Senhor Deputado Duarte Alves,

No dia 5 de dezembro de 1989, Jorge Sampaio dizia daquela tribuna: “Socialistas e comunistas conhecem as suas divergências como ninguém. Traçaram mutuamente uma fronteira que é mutuamente assumida. E são raianos. Ninguém conhece as fronteiras como os raianos.”

Nesse momento histórico, Jorge Sampaio liderava uma coligação de socialistas e comunistas à Câmara de Lisboa, que tão bem-sucedida foi. Nós somos dessa escola, que não disfarça as divergências, mas une forças para fazer à esquerda o que falta fazer. E é por aí que vão as minhas perguntas.

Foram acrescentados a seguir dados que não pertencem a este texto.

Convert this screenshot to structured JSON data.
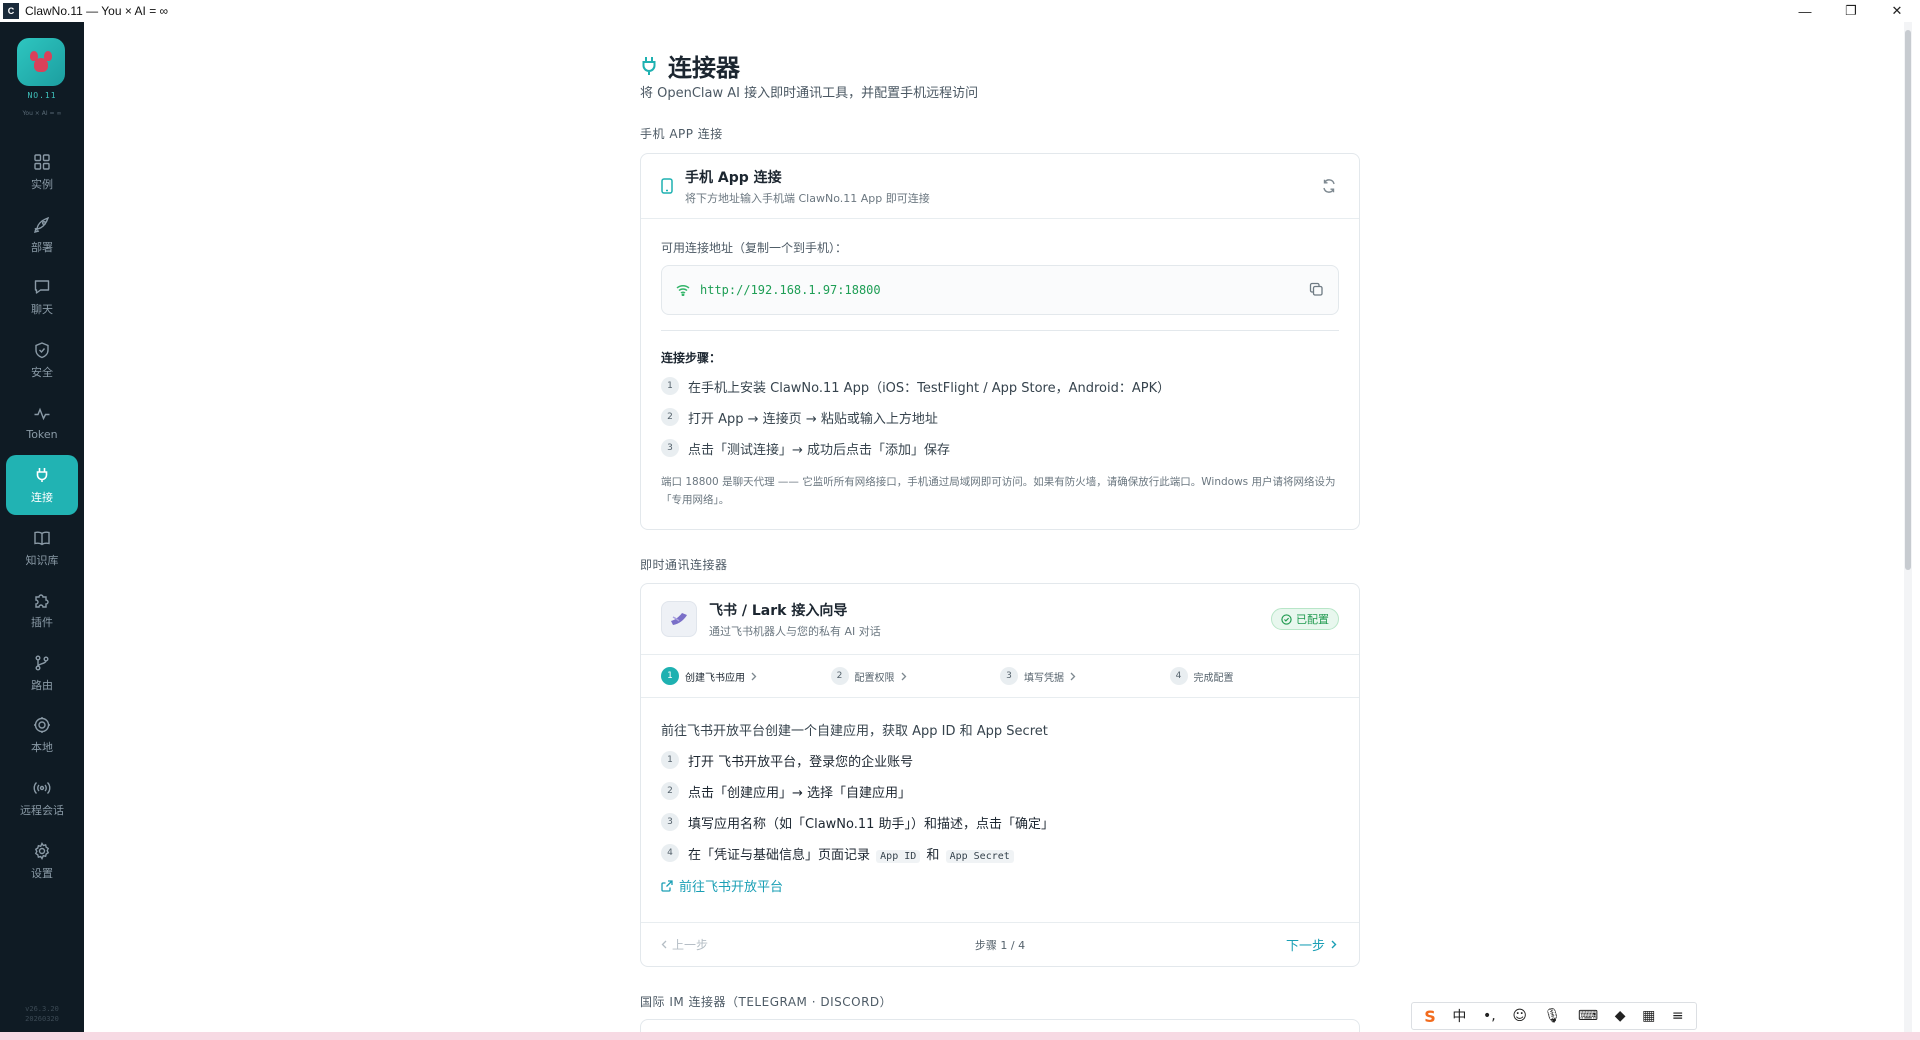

Este documento, “Balanço do Trabalho Parlamentar, XIII Legislatura”, do GP do PCP, faz uma lista das provas concretas de que a legislatura anterior foi, e cito, “um tempo de recuperar e conquistar direitos e rendimentos com inúmeros avanços e conquistas”. Embora assumidamente não exaustiva, é uma lista extensa, que se espraia por três páginas. Será que o PCP de hoje desvaloriza essas conquistas de direitos e rendimentos?

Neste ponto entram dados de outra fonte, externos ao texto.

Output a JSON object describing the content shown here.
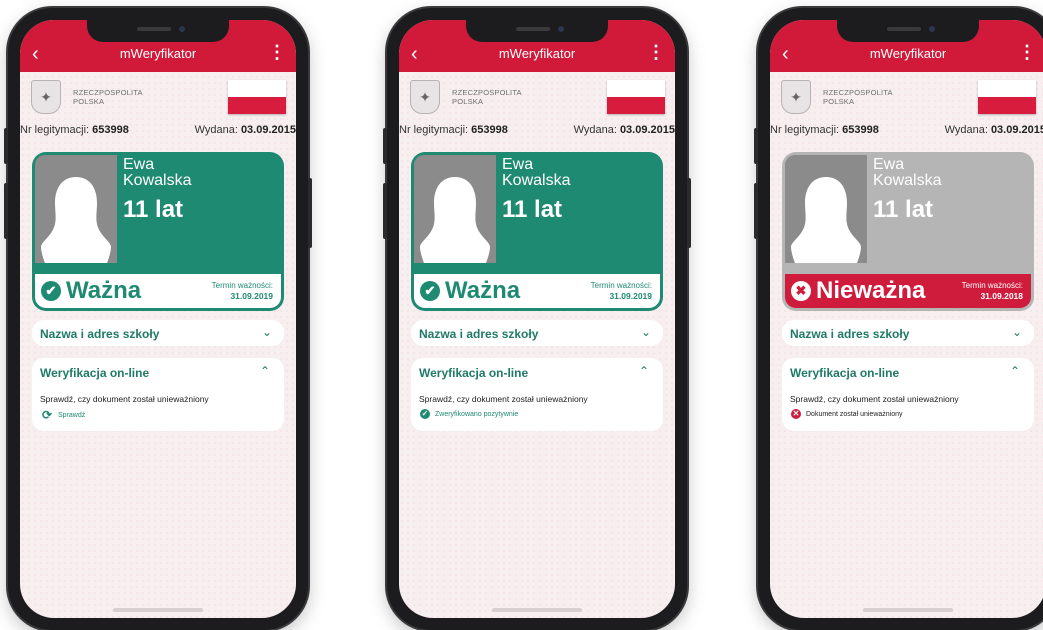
{
  "phones": [
    {
      "app_title": "mWeryfikator",
      "emblem_text_1": "RZECZPOSPOLITA",
      "emblem_text_2": "POLSKA",
      "id_label": "Nr legitymacji:",
      "id_number": "653998",
      "issued_label": "Wydana:",
      "issued_date": "03.09.2015",
      "first_name": "Ewa",
      "last_name": "Kowalska",
      "age": "11 lat",
      "status_label": "Ważna",
      "status_icon": "✔",
      "term_label": "Termin ważności:",
      "term_date": "31.09.2019",
      "section_school": "Nazwa i adres szkoły",
      "section_verify": "Weryfikacja on-line",
      "verify_question": "Sprawdź, czy dokument został unieważniony",
      "verify_result": "Sprawdź",
      "verify_icon": "refresh-icon"
    },
    {
      "app_title": "mWeryfikator",
      "emblem_text_1": "RZECZPOSPOLITA",
      "emblem_text_2": "POLSKA",
      "id_label": "Nr legitymacji:",
      "id_number": "653998",
      "issued_label": "Wydana:",
      "issued_date": "03.09.2015",
      "first_name": "Ewa",
      "last_name": "Kowalska",
      "age": "11 lat",
      "status_label": "Ważna",
      "status_icon": "✔",
      "term_label": "Termin ważności:",
      "term_date": "31.09.2019",
      "section_school": "Nazwa i adres szkoły",
      "section_verify": "Weryfikacja on-line",
      "verify_question": "Sprawdź, czy dokument został unieważniony",
      "verify_result": "Zweryfikowano pozytywnie",
      "verify_icon": "check-circle-icon"
    },
    {
      "app_title": "mWeryfikator",
      "emblem_text_1": "RZECZPOSPOLITA",
      "emblem_text_2": "POLSKA",
      "id_label": "Nr legitymacji:",
      "id_number": "653998",
      "issued_label": "Wydana:",
      "issued_date": "03.09.2015",
      "first_name": "Ewa",
      "last_name": "Kowalska",
      "age": "11 lat",
      "status_label": "Nieważna",
      "status_icon": "✖",
      "term_label": "Termin ważności:",
      "term_date": "31.09.2018",
      "section_school": "Nazwa i adres szkoły",
      "section_verify": "Weryfikacja on-line",
      "verify_question": "Sprawdź, czy dokument został unieważniony",
      "verify_result": "Dokument został unieważniony",
      "verify_icon": "x-circle-icon"
    }
  ],
  "colors": {
    "brand_red": "#d11a3a",
    "valid_green": "#1f8a72",
    "invalid_gray": "#b5b5b5",
    "invalid_red": "#cf1c3c"
  }
}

Depois, evidentemente, o documento diz que não vamos suficientemente longe. Que todos queremos mais, é certo. Mas será razoável chumbar o aumento extraordinário de todas as pensões até 1.097 euros? Vamos travar a universalização das creches gratuitas? Travar o aumento do investimento público? São questões que acho que nos deviam preocupar em nome do país – e creio que o PCP também se preocupa com isso.

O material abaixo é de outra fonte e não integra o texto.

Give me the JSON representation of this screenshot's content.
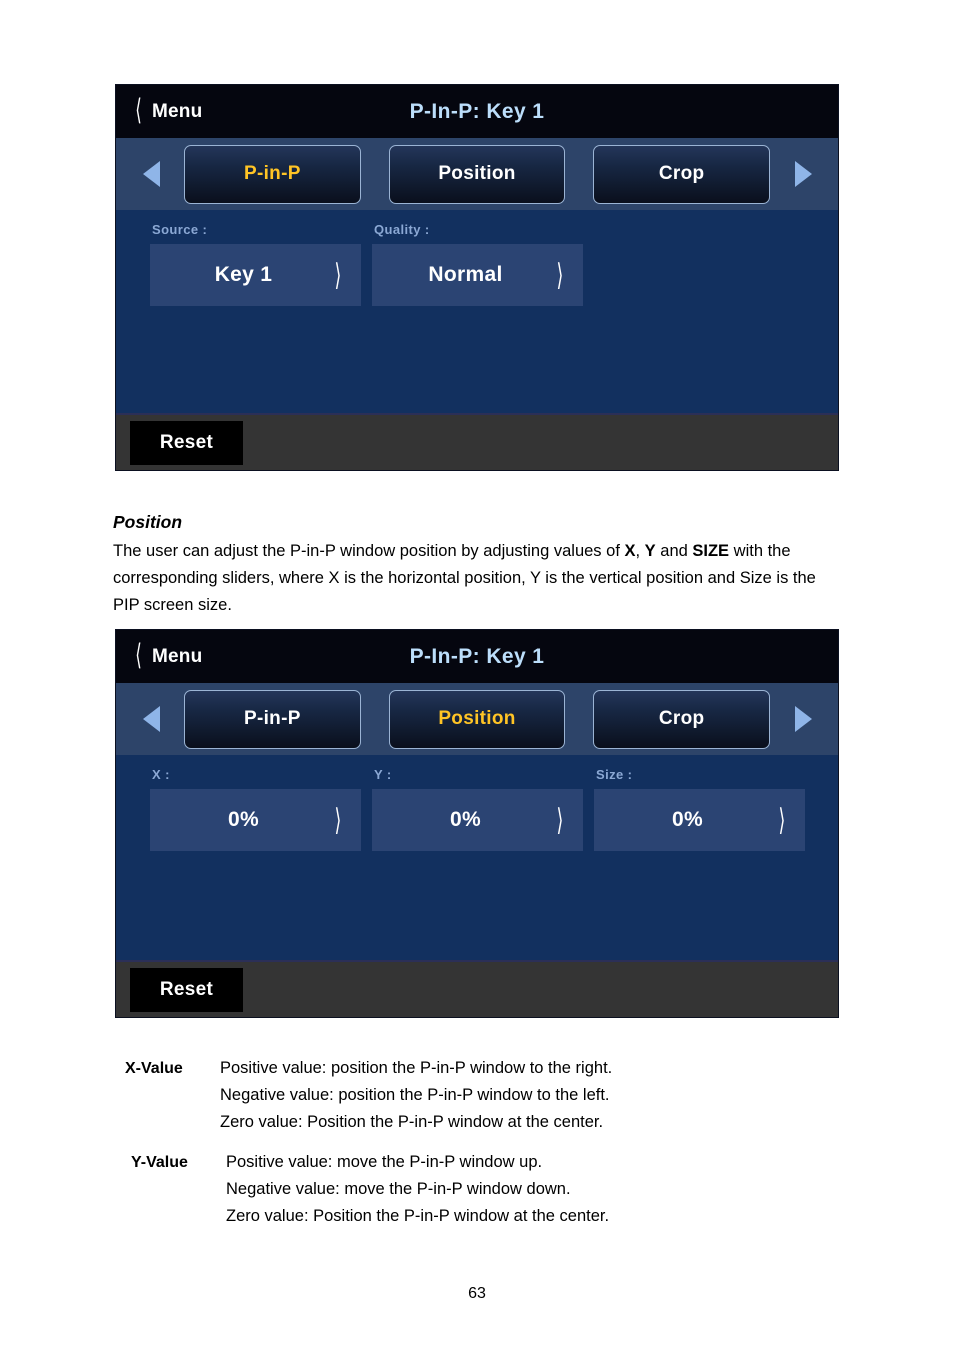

Mas, Senhor Deputado, queria fazer-lhe especificamente a seguinte pergunta.

O PCP sempre disse que não misturava OE com outras matérias. Ainda em julho o líder parlamentar do PCP dizia que não era responsável nem digno misturar Orçamento com matéria laboral. Agora, mudou: o PCP explica o seu voto, contra o Orçamento mais à esquerda de sempre, com variadas matérias extraorçamentais.

Então, se a ideia era exigir um acordo abrangente, porque é que o PCP inviabilizou à nascença a possibilidade de acordos escritos de legislatura à esquerda, que, mesmo num formato mínimo, tão bons resultados deram na legislatura anterior?

Senhor Deputado, estão lá fora milhões de eleitores de todos os partidos de esquerda, PS, Bloco, PCP, que se entusiasmaram com o que conseguimos fazer em conjunto na legislatura anterior, que agora se perguntam: não terá o PCP dado um mau passo quando se apressou a dizer que não voltava a haver papel nenhum assinado à esquerda?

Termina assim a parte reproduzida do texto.